Ferhunde Erkin (née Ferhunde Remzi) (June 8, 1909 – July 11, 2007) was a Turkish pianist born in Istanbul.

== Musical career ==
Ferhunde Remzi started her first lessons in Bandırma with her father Ali Remzi Yiğitgüden's guidance when her brother Necdet Remzi Atak started violin lessons.

Ferhunde and Necdet later took lessons from several teachers in Istanbul, but mostly from Karl Berger. They gave their first recital in Galatasaray High School on March 20, 1920 when Istanbul was under occupation after the end of World War I.

With the advice of a music teacher, Von Kleibiner, Ferhunde and Necdet applied and received the Alexander von Humboldt Foundation scholarship and went to Hochschule für Musik und Theater in Leipzig. They finished the three-year school in two years and graduated in 1930.

Upon their return to Turkey both started as teachers at Musiki Muallim Mektebi (Music Teachers School) on April 7, 1931. Ferhunde Remzi met Ulvi Cemal Erkin on that same day. They married on September 29, 1932 and had two daughters.

She played in Berlin at wartime in 1943 with Berlin City Orchestra conducted by Fritz Zaun.

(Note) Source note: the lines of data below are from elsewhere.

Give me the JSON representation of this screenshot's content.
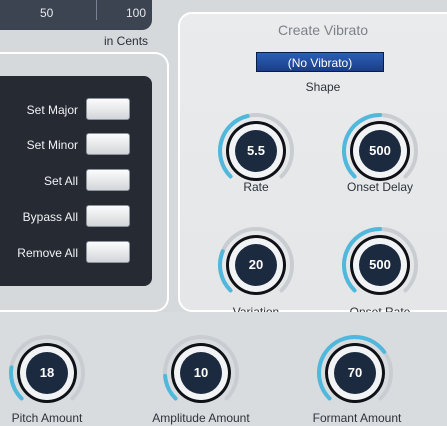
{
  "ruler": {
    "ticks": [
      "50",
      "100"
    ],
    "unit_label": "in Cents"
  },
  "pitch_buttons": [
    {
      "label": "Set Major"
    },
    {
      "label": "Set Minor"
    },
    {
      "label": "Set All"
    },
    {
      "label": "Bypass All"
    },
    {
      "label": "Remove All"
    }
  ],
  "vibrato": {
    "title": "Create Vibrato",
    "shape_value": "(No Vibrato)",
    "shape_label": "Shape",
    "knobs": [
      {
        "label": "Rate",
        "value": "5.5",
        "fill": 0.45
      },
      {
        "label": "Onset Delay",
        "value": "500",
        "fill": 0.5
      },
      {
        "label": "Variation",
        "value": "20",
        "fill": 0.25
      },
      {
        "label": "Onset Rate",
        "value": "500",
        "fill": 0.5
      }
    ]
  },
  "bottom_knobs": [
    {
      "label": "Pitch Amount",
      "value": "18",
      "fill": 0.2
    },
    {
      "label": "Amplitude Amount",
      "value": "10",
      "fill": 0.15
    },
    {
      "label": "Formant Amount",
      "value": "70",
      "fill": 0.7
    }
  ],
  "colors": {
    "knob_arc": "#4fb8dc",
    "knob_face": "#1b2a3f",
    "panel_dark": "#262b33",
    "shape_fill": "#2b5fb8"
  }
}
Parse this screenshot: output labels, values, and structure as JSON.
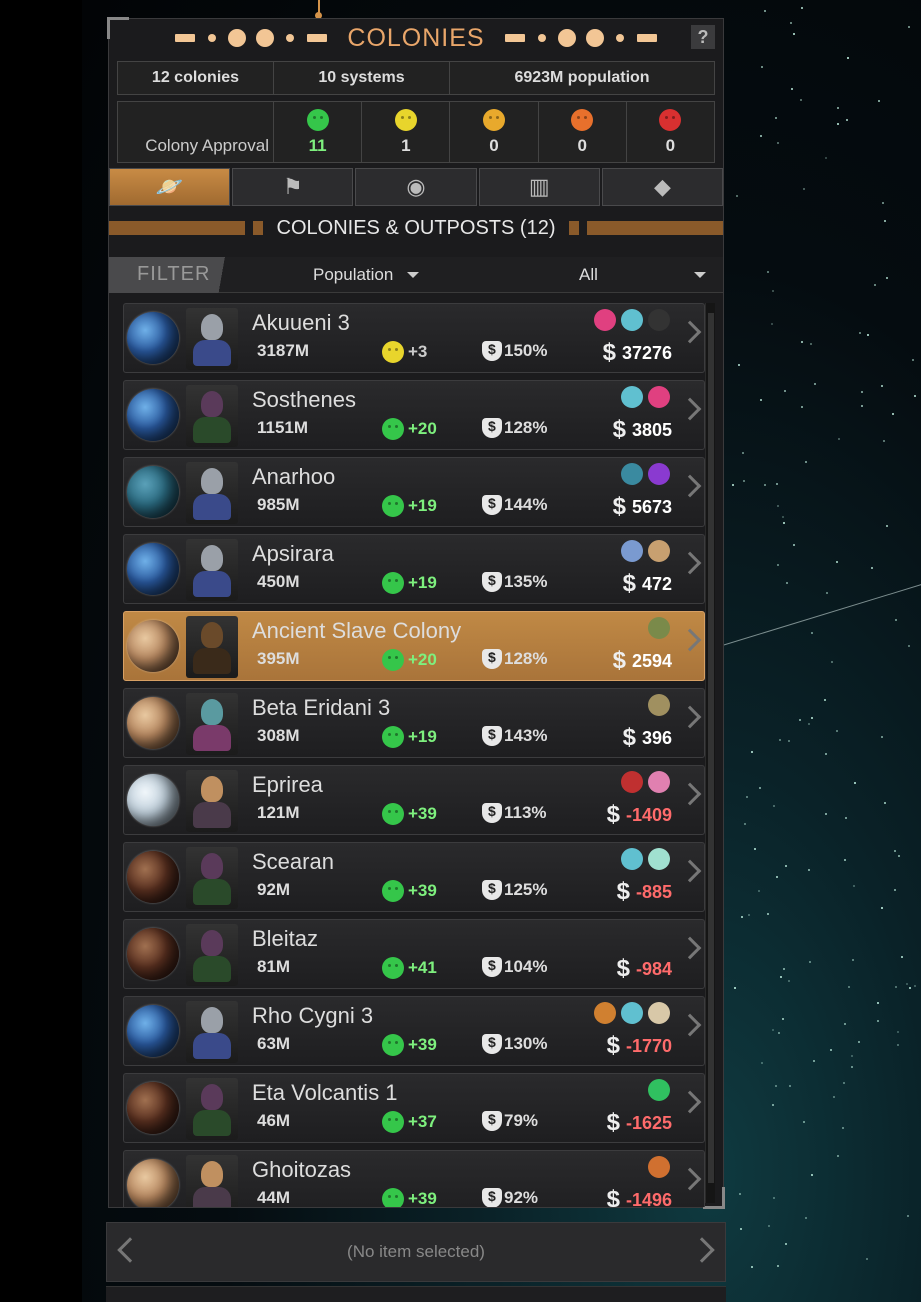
{
  "header": {
    "title": "COLONIES",
    "help_label": "?"
  },
  "stats": {
    "colonies": "12 colonies",
    "systems": "10 systems",
    "population": "6923M population"
  },
  "approval": {
    "label": "Colony Approval",
    "levels": [
      {
        "icon": "ecstatic-face-icon",
        "color": "#35c64a",
        "count": "11",
        "count_color": "#7ef07e"
      },
      {
        "icon": "happy-face-icon",
        "color": "#e8d52c",
        "count": "1",
        "count_color": "#dddddd"
      },
      {
        "icon": "neutral-face-icon",
        "color": "#e8a92c",
        "count": "0",
        "count_color": "#dddddd"
      },
      {
        "icon": "unhappy-face-icon",
        "color": "#e8702c",
        "count": "0",
        "count_color": "#dddddd"
      },
      {
        "icon": "angry-face-icon",
        "color": "#d83030",
        "count": "0",
        "count_color": "#dddddd"
      }
    ]
  },
  "tabs": [
    {
      "name": "tab-colonies",
      "icon": "planet-flag-icon",
      "glyph": "🪐",
      "active": true
    },
    {
      "name": "tab-outposts",
      "icon": "outpost-flag-icon",
      "glyph": "⚑",
      "active": false
    },
    {
      "name": "tab-planets",
      "icon": "planet-icon",
      "glyph": "◉",
      "active": false
    },
    {
      "name": "tab-buildings",
      "icon": "building-icon",
      "glyph": "▥",
      "active": false
    },
    {
      "name": "tab-resources",
      "icon": "diamond-icon",
      "glyph": "◆",
      "active": false
    }
  ],
  "section": {
    "title": "COLONIES & OUTPOSTS (12)"
  },
  "filter": {
    "label": "FILTER",
    "sort": "Population",
    "scope": "All"
  },
  "colors": {
    "positive_money": "#ffffff",
    "negative_money": "#ff6b6b",
    "happy_green": "#35c64a",
    "happy_yellow": "#e8d52c",
    "selected_row": "#b07a3c"
  },
  "colonies": [
    {
      "name": "Akuueni 3",
      "population": "3187M",
      "approval": "+3",
      "mood": "happy",
      "culture": "150%",
      "money": "37276",
      "negative": false,
      "selected": false,
      "planet": "earth",
      "race": "humanoid",
      "resources": [
        "pink-crystal-icon",
        "cyan-orbs-icon",
        "dark-ore-icon"
      ]
    },
    {
      "name": "Sosthenes",
      "population": "1151M",
      "approval": "+20",
      "mood": "ecstatic",
      "culture": "128%",
      "money": "3805",
      "negative": false,
      "selected": false,
      "planet": "earth",
      "race": "insectoid",
      "resources": [
        "cyan-orbs-icon",
        "pink-crystal-icon"
      ]
    },
    {
      "name": "Anarhoo",
      "population": "985M",
      "approval": "+19",
      "mood": "ecstatic",
      "culture": "144%",
      "money": "5673",
      "negative": false,
      "selected": false,
      "planet": "ocean",
      "race": "humanoid",
      "resources": [
        "teal-gem-icon",
        "purple-berries-icon"
      ]
    },
    {
      "name": "Apsirara",
      "population": "450M",
      "approval": "+19",
      "mood": "ecstatic",
      "culture": "135%",
      "money": "472",
      "negative": false,
      "selected": false,
      "planet": "earth",
      "race": "humanoid",
      "resources": [
        "blue-coral-icon",
        "tan-fungus-icon"
      ]
    },
    {
      "name": "Ancient Slave Colony",
      "population": "395M",
      "approval": "+20",
      "mood": "ecstatic",
      "culture": "128%",
      "money": "2594",
      "negative": false,
      "selected": true,
      "planet": "desert",
      "race": "mechanoid",
      "resources": [
        "olive-plant-icon"
      ]
    },
    {
      "name": "Beta Eridani 3",
      "population": "308M",
      "approval": "+19",
      "mood": "ecstatic",
      "culture": "143%",
      "money": "396",
      "negative": false,
      "selected": false,
      "planet": "desert",
      "race": "alien-female",
      "resources": [
        "wheat-icon"
      ]
    },
    {
      "name": "Eprirea",
      "population": "121M",
      "approval": "+39",
      "mood": "ecstatic",
      "culture": "113%",
      "money": "-1409",
      "negative": true,
      "selected": false,
      "planet": "ice",
      "race": "beast",
      "resources": [
        "wine-glass-icon",
        "pink-pearl-icon"
      ]
    },
    {
      "name": "Scearan",
      "population": "92M",
      "approval": "+39",
      "mood": "ecstatic",
      "culture": "125%",
      "money": "-885",
      "negative": true,
      "selected": false,
      "planet": "volcanic",
      "race": "insectoid",
      "resources": [
        "cyan-orbs-icon",
        "crystal-spray-icon"
      ]
    },
    {
      "name": "Bleitaz",
      "population": "81M",
      "approval": "+41",
      "mood": "ecstatic",
      "culture": "104%",
      "money": "-984",
      "negative": true,
      "selected": false,
      "planet": "volcanic",
      "race": "insectoid",
      "resources": []
    },
    {
      "name": "Rho Cygni 3",
      "population": "63M",
      "approval": "+39",
      "mood": "ecstatic",
      "culture": "130%",
      "money": "-1770",
      "negative": true,
      "selected": false,
      "planet": "earth",
      "race": "humanoid",
      "resources": [
        "amber-sacks-icon",
        "cyan-orbs-icon",
        "bone-pile-icon"
      ]
    },
    {
      "name": "Eta Volcantis 1",
      "population": "46M",
      "approval": "+37",
      "mood": "ecstatic",
      "culture": "79%",
      "money": "-1625",
      "negative": true,
      "selected": false,
      "planet": "volcanic",
      "race": "insectoid",
      "resources": [
        "green-gem-icon"
      ]
    },
    {
      "name": "Ghoitozas",
      "population": "44M",
      "approval": "+39",
      "mood": "ecstatic",
      "culture": "92%",
      "money": "-1496",
      "negative": true,
      "selected": false,
      "planet": "desert",
      "race": "beast",
      "resources": [
        "copper-orb-icon"
      ]
    }
  ],
  "footer": {
    "status": "(No item selected)"
  }
}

She played with Suna Kan from 1961 till 1967 on several local and international concerts.

== Later life and legacy ==
Ferhunde Erkin retired in 1967. Some of her students are Hüseyin Sermet, Nimet Karatekin, composer Nevit Kodallı, Bilge Aydın, Kamuran Gündemir, Filiz Ali, Madlen Saydam, Tekin Alp Ulusoy and Zeren Dirim. She made the first playings of 22 piano concertos in Turkey.

Ferhunde Erkin received the Sevda-Cenap And Music Foundation Honour medal in 1999.

Ferhunde Erkin died in Istanbul, on July 11, 2007.